# Who Wouldn't Want to Work Here?



## monkE (Aug 4, 2010)

Had to do a service call this morning at Royal Van Yacht Club (R.V.Y.C) and it is just a beautiful marina in Stanley Park. I had to take a quick picture while waiting for the oil to drain on the engine i was working on. 
Gorgeous morning to be working down there


----------



## cowis (Apr 21, 2010)

verry nice!! but u shuold have taken a jont threw the Aquruim while u were waiting... lol


----------



## monkE (Aug 4, 2010)

hahahaha for sure! unfortunately it doesn't quite take that long!


----------



## cowis (Apr 21, 2010)

who needs to know  tell ur boss u ran into a prob and it took longer then normal.... but its ok cose u fixed the issue and it good as it was before!


----------



## Chappy (Apr 21, 2010)

Yup - it sure looks like it sucks to be you, Mike :bigsmile:


----------



## IceBlue (Mar 17, 2011)

I fell asleep in my back yard today. Beeeeaaaaauuuutiful afternoon.


----------



## onefishtwofish (Apr 21, 2010)

I dusted and vacuumed today. all this sunshine really shows the dust. 
did you see the statue of me down there????????????


----------



## SeaHorse_Fanatic (Apr 22, 2010)

I also used to have a lovely "Natural BC" view when I worked on a lake-based fish farm out in Powell River.

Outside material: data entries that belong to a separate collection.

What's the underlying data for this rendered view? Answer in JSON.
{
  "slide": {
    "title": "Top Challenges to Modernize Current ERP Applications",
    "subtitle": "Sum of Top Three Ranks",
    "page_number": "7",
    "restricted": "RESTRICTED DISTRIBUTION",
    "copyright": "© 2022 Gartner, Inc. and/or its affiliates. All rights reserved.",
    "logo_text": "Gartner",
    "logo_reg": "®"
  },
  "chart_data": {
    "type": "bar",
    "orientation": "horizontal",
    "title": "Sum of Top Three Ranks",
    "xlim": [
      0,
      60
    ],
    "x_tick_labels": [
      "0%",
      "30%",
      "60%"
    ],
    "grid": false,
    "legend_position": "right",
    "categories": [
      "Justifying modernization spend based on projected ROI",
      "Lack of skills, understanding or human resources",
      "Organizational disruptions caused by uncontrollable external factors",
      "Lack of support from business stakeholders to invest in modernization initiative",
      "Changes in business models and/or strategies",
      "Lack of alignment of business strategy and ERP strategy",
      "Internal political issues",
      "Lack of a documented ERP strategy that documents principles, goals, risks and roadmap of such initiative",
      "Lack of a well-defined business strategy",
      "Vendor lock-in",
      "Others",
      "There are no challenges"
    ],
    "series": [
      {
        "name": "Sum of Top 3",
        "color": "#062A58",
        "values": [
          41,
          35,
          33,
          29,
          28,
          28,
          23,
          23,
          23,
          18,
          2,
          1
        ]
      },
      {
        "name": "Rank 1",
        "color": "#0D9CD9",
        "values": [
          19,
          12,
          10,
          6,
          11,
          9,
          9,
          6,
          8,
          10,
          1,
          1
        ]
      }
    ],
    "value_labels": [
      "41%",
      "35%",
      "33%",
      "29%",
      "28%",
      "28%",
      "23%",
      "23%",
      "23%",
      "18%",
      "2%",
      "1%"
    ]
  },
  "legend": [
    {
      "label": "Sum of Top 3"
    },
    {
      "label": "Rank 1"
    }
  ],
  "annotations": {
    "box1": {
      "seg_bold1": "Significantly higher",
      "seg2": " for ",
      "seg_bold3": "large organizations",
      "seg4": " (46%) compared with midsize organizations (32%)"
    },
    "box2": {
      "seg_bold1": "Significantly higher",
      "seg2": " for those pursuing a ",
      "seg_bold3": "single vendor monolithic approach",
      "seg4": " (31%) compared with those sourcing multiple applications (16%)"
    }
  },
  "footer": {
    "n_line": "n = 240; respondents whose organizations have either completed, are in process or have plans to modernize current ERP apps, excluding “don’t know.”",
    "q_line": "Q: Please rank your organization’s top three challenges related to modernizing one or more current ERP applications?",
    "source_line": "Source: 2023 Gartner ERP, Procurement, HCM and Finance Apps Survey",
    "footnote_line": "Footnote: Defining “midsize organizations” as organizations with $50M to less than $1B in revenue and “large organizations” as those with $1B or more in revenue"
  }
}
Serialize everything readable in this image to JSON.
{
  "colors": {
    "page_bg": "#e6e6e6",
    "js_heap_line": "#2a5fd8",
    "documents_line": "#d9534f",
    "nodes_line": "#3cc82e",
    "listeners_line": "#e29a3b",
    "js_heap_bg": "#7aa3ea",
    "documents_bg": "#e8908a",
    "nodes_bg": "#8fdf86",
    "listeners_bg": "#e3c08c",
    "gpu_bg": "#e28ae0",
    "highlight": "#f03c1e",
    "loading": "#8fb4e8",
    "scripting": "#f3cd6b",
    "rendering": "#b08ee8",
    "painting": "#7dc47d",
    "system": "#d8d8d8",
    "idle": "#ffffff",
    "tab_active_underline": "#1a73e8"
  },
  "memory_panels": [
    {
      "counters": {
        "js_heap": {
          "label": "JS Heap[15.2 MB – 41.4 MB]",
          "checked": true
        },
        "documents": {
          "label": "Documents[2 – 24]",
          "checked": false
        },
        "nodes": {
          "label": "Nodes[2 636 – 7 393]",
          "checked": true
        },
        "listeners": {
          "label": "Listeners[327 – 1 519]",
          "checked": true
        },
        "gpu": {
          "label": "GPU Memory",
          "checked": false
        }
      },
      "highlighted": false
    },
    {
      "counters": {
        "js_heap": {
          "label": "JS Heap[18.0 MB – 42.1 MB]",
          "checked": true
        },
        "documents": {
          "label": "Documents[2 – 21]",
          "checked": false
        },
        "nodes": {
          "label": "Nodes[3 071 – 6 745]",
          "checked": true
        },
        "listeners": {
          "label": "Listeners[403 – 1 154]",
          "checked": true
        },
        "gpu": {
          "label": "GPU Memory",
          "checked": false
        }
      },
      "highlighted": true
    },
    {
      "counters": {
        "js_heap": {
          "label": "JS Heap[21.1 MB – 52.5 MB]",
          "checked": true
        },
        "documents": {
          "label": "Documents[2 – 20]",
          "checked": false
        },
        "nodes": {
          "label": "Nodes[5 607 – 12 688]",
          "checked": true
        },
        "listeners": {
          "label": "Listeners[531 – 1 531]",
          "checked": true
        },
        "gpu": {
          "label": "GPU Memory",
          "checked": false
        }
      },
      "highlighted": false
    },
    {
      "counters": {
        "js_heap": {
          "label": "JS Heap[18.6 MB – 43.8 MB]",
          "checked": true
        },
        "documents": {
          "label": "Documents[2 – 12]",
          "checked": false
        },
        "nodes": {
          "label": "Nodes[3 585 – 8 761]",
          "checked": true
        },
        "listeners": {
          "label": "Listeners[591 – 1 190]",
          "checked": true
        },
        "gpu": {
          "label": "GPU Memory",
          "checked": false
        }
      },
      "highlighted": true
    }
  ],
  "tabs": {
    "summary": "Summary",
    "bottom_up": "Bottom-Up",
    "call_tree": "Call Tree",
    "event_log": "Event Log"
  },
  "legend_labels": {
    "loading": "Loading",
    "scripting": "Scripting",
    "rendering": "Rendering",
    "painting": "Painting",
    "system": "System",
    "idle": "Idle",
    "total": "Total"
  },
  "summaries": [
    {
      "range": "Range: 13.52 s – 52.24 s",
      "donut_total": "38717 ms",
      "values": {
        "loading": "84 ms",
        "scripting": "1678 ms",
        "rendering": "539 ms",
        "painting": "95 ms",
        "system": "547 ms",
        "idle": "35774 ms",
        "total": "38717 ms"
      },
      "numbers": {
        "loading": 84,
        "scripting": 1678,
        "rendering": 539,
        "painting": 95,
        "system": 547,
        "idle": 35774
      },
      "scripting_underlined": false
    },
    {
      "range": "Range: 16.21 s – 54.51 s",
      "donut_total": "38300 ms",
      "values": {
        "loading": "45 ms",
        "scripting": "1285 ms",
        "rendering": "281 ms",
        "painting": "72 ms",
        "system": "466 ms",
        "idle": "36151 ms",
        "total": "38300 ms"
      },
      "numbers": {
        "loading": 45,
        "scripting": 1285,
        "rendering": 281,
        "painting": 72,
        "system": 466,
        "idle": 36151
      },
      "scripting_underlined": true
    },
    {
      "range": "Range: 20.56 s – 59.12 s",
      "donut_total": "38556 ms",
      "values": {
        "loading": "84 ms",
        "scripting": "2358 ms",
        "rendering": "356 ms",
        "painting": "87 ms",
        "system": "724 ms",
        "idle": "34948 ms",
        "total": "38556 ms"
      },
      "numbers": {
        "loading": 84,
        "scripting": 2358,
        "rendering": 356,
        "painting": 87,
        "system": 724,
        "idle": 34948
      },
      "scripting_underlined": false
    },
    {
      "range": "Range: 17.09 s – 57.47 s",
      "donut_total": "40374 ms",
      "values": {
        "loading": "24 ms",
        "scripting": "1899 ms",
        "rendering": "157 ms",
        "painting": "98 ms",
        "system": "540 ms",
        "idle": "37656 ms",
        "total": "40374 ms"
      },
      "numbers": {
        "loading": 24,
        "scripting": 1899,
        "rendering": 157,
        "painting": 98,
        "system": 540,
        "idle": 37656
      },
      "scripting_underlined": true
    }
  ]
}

Used to have friends come up and stay at the farm's log cabin for their vacation. Miss those great outdoors workplaces, but only when its beautiful outside.

Instead, I had a tough day going for all-you-can-eat fish & chips at C-lovers in Coquitlam with Felicia and BC Mosaic, then off to Superstore, a school playground, King Ed's and a second, better playground for Felicia. Such a tough life, eh:bigsmile:


----------



## monkE (Aug 4, 2010)

SeaHorse_Fanatic said:


> I also used to have a lovely "Natural BC" view when I worked on a lake-based fish farm out in Powell River. Used to have friends come up and stay at the farm's log cabin for their vacation. Miss those great outdoors workplaces, but only when its beautiful outside.
> 
> Instead, I had a tough day going for all-you-can-eat fish & chips at C-lovers in Coquitlam with Felicia and BC Mosaic, then off to Superstore, a school playground, King Ed's and a second, better playground for Felicia. Such a tough life, eh:bigsmile:


lol ya sounds like a tough day! 

your right on about only when it's nice outside.. for every day like today, you usually have 4 or 5 that are terrible  especially this time of the year


----------



## Diztrbd1 (Apr 21, 2010)

That is a beautiful Marina for sure. I love riding by there in the summer. There a uprooted tree close to there that I stop to admire. Would be a super cool piece of driftwood if it wasn't 18' long lol I have a pic of it with kids climbing on it, I'll have to find it.


----------



## beN (Apr 21, 2010)

that would be awesome for sure Mike. looking foward to helping you out @ the boat show.


----------



## gklaw (May 31, 2010)

I would not want to work there. I just wish to be sitting in "my" boat watching someone else work :lol:


----------



## Dietmar (Dec 15, 2011)

Right on lol



gklaw said:


> I would not want to work there. I just wish to be sitting in "my" boat watching someone else work :lol:


----------